俳優田中実の死を嘆くグルメレポーターの浅はかさ
「死ぬ前になぜ相談してくれなかった」と軽々にいうべきではない。その程度にしか思われていなかったのだ
田中実という俳優が自殺したことを報じたネットニュース(「シネマトゥデイ」)に、彼と親交があったらしい男のお笑い系グルメリポーターが、
「何で相談してくれなかったんや」
「オカンに謝れ! 奥さんに謝れ! 子供達に謝れ! ファンに謝れ! そして… そして、自分に謝れ! 実~ッ!」
などと自身のブログで絶叫していると書かれていた。
そのレポーターのブログで確認してみると、確かに言葉は乱暴で常軌を逸した書き方がしてあったが、それはそれで、その男なりの弔意であり、悲しみの表現であることは理解できた。
だが、考え方があまりにも短絡的で浅はかである。
私は、その男に家族のことで幾度となく相談したことがある人を知っているが、親身になってあれこれ相談に乗ってくれたと聞いている。
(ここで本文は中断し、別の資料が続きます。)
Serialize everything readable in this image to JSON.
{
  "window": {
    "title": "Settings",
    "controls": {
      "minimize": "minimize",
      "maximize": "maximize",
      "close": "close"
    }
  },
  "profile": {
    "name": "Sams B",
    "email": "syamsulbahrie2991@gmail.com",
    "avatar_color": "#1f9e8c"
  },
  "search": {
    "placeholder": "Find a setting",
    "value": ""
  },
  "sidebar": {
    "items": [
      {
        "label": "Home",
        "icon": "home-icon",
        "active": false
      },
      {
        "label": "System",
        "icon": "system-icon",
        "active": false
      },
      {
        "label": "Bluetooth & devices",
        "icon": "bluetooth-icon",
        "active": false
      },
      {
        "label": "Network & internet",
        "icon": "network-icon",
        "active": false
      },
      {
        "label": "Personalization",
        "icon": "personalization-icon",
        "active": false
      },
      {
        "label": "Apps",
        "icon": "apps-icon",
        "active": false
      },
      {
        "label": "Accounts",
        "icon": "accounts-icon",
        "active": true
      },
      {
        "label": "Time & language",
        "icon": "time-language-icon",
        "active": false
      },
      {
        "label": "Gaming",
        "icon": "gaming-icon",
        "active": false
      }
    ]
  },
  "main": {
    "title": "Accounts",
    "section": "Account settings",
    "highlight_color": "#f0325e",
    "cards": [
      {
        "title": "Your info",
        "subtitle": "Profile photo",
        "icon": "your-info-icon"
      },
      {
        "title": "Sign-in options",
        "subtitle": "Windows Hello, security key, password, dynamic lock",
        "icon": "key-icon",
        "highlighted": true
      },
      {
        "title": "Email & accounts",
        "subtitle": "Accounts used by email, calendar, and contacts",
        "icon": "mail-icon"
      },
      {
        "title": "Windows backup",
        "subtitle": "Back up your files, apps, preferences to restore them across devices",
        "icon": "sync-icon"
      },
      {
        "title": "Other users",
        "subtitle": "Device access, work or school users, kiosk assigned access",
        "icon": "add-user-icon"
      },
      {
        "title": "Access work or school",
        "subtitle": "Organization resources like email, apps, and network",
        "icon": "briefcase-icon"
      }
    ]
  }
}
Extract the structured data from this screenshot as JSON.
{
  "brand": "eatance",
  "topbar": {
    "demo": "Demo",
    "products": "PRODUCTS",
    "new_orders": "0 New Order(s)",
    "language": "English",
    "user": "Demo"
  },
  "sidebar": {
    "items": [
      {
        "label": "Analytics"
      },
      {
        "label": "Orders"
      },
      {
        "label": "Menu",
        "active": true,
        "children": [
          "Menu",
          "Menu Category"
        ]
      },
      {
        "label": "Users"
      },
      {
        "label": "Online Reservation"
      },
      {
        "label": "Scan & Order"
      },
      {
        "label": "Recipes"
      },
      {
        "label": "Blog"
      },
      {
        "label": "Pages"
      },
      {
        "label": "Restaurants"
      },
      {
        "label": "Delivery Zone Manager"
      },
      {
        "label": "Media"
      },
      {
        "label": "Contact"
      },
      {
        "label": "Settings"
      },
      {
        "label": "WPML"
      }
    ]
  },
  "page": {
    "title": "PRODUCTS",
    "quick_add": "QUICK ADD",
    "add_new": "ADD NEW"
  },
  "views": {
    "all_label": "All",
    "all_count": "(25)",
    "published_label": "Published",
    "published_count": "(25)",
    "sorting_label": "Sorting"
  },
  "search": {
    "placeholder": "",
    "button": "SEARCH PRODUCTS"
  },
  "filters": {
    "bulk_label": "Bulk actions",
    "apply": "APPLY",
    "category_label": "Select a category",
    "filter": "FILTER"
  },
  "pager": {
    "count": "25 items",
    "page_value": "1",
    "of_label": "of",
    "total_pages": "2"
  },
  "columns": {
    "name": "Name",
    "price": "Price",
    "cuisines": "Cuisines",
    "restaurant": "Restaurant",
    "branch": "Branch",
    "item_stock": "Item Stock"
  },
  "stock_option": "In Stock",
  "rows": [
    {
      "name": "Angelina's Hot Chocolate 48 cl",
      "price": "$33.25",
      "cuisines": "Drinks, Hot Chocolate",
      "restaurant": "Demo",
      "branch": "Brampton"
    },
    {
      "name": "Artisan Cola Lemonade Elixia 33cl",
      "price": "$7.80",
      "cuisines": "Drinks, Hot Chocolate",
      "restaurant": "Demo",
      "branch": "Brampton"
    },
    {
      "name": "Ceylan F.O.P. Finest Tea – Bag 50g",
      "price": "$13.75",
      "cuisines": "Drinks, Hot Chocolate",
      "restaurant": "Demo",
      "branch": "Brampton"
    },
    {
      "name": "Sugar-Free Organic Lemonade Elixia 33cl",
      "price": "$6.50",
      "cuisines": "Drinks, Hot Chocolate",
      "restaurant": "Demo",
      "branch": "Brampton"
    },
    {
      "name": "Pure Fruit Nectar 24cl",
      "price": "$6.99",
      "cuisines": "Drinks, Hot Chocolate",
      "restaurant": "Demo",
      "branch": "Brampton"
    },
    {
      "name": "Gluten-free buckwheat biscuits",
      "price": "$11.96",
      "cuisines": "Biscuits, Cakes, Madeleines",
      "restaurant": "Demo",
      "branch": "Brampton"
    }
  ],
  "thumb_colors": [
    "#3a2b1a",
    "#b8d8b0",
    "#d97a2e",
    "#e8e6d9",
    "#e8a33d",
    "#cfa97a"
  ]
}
しかし、彼には大いなる誤解がある。完全に勘違いしているところがある。
「どうして自分に相談してくれなかったのか」
という文言である。
相談できる相手ではないと判断されただけの話
誰かが自殺すると、必ず、
「そんなに悩んでいたのなら、どうして自分に相談してくれなかったのか」
というたぐいの言葉を口にする者がいる。
バカなことをいってはいけない。
どこの誰が愛する妻や子どもや両親を残して先に死にたいと思うか。
死ななければならない、やむにやまれぬ事情があったのだ。
人間関係、仕事、金銭問題、異性問題……死を選ばざるを得ない理由はさまざまだが、思いとどまるだけの希望が見つからなかったから自死を決行したのである。
誰かに相談したいと思い、それとなく電話したり、実際に会って話もしているはずだが、そのときの相手の反応をみて、
「この人は相談できる相手ではない」
と失望し、
「やはり死ぬしかない」
と思い至ったから、相談しなかっただけのことだ。
できることなら生きていたいと思いながら死んでいく
両親や妻や子供には相談できない悩みが原因の場合もある。
自ら死を選んだ人間は、決行する前にさんざん悩み、考える。
残された妻や子どものこと、両親のこと、友人のことなど、すべて考える。
できることなら生きていたいと願う。
だが、そうすることができないという結論に思い至り、死んで行くのだ。
死ぬ前に、誰にもまったく相談しないというケースはまずない。
それとなく相談しているが、相手が気づかないだけだ。
気づかない言葉で話をしながら、相手の反応を探り、
「この人に話してもムダだ」
という結論になるから、打ち明けないだけの話だ。
したがって、
「なぜ自分に相談してくれなかったのか」
という言葉を口にするような人間は、きわめて鈍感だといえる。
そういう感覚の人間だから、死ぬ前に相談できなかったのだ。
そのグルメレポーターは、「一緒に仕事をしたとき、毎晩のように飲んだ」といったようなことを書いているが、そんなに密なつきあいがあって、なお、なぜ相談されなかったのかを考えるべきである。
死んでいこうとする人間の気持ちは、自分が死のうとしてはじめてわかることである。